Der Major sammelt Sackmesser

Messerscharf ist jedoch eines seiner Hobbys: Der Major sammelt Sackmesser. Über 200 Stück hat er. «Viele der Messer haben eine Geschichte, sie erinnern mich an Erlebtes», erzählt er. Eines habe er von einem Berufskollegen geschenkt bekommen. Dieser sei in Kolumbien überfallen worden. Der Räuber habe das Zelt aufgeschlitzt, Wertsachen geklaut – und das Messer liegen gelassen.

Besonders rasant ist seine Sammlung seit 2011 gewachsen.

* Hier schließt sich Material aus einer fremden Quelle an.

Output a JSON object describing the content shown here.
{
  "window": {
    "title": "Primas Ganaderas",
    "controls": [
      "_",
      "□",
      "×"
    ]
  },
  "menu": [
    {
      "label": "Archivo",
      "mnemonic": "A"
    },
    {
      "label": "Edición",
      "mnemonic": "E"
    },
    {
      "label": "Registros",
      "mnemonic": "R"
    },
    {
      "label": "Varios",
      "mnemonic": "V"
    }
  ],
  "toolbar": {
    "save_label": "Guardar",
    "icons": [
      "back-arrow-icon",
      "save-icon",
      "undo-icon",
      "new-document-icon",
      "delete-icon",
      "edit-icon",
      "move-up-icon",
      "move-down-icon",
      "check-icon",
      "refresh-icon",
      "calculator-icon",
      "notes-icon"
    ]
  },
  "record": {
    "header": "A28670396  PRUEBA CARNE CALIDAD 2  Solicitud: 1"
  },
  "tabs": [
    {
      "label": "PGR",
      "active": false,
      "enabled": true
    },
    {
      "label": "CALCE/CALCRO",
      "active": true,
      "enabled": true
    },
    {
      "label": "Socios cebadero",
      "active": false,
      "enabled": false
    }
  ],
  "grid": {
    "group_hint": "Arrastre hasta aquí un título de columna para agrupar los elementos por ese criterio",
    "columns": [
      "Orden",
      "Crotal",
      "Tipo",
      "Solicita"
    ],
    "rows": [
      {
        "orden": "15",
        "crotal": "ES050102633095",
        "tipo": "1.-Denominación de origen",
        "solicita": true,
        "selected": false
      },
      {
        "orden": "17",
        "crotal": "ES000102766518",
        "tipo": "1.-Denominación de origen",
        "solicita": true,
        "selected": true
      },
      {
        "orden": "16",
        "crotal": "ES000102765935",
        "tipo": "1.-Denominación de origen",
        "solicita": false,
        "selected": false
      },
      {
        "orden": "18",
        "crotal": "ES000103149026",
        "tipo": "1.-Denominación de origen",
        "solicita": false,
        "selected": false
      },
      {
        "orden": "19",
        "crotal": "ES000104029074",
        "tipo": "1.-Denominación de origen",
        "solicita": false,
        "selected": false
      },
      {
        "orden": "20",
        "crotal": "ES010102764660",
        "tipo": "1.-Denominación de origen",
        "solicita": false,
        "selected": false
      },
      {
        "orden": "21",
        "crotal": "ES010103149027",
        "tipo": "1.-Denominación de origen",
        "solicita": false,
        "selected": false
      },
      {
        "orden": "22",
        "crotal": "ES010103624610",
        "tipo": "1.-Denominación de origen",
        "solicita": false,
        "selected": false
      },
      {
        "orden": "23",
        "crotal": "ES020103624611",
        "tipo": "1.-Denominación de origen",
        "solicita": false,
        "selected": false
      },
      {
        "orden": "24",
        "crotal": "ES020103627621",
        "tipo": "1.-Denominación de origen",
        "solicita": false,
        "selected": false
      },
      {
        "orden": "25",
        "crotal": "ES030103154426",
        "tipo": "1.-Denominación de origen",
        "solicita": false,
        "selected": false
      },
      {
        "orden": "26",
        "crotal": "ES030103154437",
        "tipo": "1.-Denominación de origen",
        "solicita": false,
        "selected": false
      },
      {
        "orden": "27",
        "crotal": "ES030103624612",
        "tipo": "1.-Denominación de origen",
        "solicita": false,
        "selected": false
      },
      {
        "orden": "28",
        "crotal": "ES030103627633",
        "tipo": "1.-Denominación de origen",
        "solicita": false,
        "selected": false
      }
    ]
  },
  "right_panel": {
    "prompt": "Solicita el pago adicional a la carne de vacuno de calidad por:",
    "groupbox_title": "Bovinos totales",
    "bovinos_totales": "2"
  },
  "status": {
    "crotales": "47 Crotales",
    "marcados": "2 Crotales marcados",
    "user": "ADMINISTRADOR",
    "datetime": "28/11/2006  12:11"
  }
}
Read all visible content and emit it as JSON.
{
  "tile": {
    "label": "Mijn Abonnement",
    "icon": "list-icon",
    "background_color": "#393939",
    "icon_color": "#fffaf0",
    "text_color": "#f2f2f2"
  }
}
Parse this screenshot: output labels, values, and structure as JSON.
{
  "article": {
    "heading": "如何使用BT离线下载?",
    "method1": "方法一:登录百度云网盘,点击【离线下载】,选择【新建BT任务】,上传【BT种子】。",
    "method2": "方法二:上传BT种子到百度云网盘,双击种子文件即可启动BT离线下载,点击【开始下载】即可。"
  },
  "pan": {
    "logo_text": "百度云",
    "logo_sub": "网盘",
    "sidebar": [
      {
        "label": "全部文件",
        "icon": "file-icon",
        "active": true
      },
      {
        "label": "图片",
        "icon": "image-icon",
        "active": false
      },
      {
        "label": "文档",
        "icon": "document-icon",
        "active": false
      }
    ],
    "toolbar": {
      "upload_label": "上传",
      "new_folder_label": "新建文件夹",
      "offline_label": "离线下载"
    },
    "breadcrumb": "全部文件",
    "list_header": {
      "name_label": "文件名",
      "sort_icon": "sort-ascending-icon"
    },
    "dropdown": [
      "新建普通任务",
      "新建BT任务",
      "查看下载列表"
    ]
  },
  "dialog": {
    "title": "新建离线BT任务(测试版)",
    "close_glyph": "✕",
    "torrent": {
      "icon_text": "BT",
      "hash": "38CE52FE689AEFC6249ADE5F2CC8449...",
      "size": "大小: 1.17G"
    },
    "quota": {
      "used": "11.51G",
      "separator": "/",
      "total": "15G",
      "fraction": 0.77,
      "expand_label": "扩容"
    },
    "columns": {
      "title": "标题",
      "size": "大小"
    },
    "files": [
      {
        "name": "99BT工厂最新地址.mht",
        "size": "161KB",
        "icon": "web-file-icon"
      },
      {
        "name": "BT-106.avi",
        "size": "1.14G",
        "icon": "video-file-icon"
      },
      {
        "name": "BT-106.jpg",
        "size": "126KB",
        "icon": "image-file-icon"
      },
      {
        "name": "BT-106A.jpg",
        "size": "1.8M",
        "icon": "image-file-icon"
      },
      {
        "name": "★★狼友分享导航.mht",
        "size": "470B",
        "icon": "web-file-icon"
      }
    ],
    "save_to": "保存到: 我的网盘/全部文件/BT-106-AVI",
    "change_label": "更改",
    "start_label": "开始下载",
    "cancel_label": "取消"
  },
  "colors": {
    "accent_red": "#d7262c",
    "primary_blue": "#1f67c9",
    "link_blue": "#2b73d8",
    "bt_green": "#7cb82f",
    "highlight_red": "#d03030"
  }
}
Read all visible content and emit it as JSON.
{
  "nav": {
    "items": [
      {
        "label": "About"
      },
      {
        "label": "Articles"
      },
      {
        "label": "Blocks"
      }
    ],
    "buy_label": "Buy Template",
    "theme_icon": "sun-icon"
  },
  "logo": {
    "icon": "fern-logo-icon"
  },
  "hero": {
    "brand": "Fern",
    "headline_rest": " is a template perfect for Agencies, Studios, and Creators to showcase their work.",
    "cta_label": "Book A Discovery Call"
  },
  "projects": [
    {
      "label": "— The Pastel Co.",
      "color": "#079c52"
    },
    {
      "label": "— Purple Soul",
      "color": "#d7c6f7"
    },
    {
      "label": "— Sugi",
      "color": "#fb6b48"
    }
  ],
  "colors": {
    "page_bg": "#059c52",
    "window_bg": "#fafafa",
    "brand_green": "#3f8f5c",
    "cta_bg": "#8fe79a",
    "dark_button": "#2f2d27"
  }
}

Damals begann er, von seinem ungewöhnlichen Steckenpferd zu erzählen. Absichtlich, weil er nicht mehr Wein geschenkt bekommen wollte. «Ich hatte einen prall gefüllten Weinkeller, aber alles Einzelflaschen. Das ist unpraktisch, wenn man Gäste hat», so der gelernte Drogist.

Chef von Swiss Olympic

2017 wird Stahl nicht viel Zeit für Gäste haben. Neben dem Vollzeitjob als Nationalratspräsident wurde der Vater der einjährigen Valérie Julia letzte Woche zum Präsidenten von Swiss Olympic gewählt.

Zudem sitzt Stahl in der Geschäftsleitung der Groupe Mutuel. Kritiker monieren, er überlade sich. «Wenn man etwas gerne macht, kann man auch mehr arbeiten als üblich», entgegnet der Hobbyturner, der sich auf seiner Homepage als «weltoffen» charakterisiert.

«Das Positive der Schweiz betonen»

Ein weltoffener SVP-Politiker – der totale Widerspruch! Stahl verneint. Er und seine Partei hätten sich stets für eine wirtschaftliche Öffnung der Schweiz eingesetzt. «Wir sind nicht isolationistisch, hatten aber in den letzten Jahren eine Überdosis an Zuwanderern», meint er. Auch sei er als Sportfunktionär viel gereist – nicht nur in Europa.

Als Nationalratspräsident will er in erster Linie «in der Alltagsarbeit einen guten Job machen», sich «nicht zu wichtig nehmen» und «das Positive der Schweiz betonen». Ganz unspektakulär eben.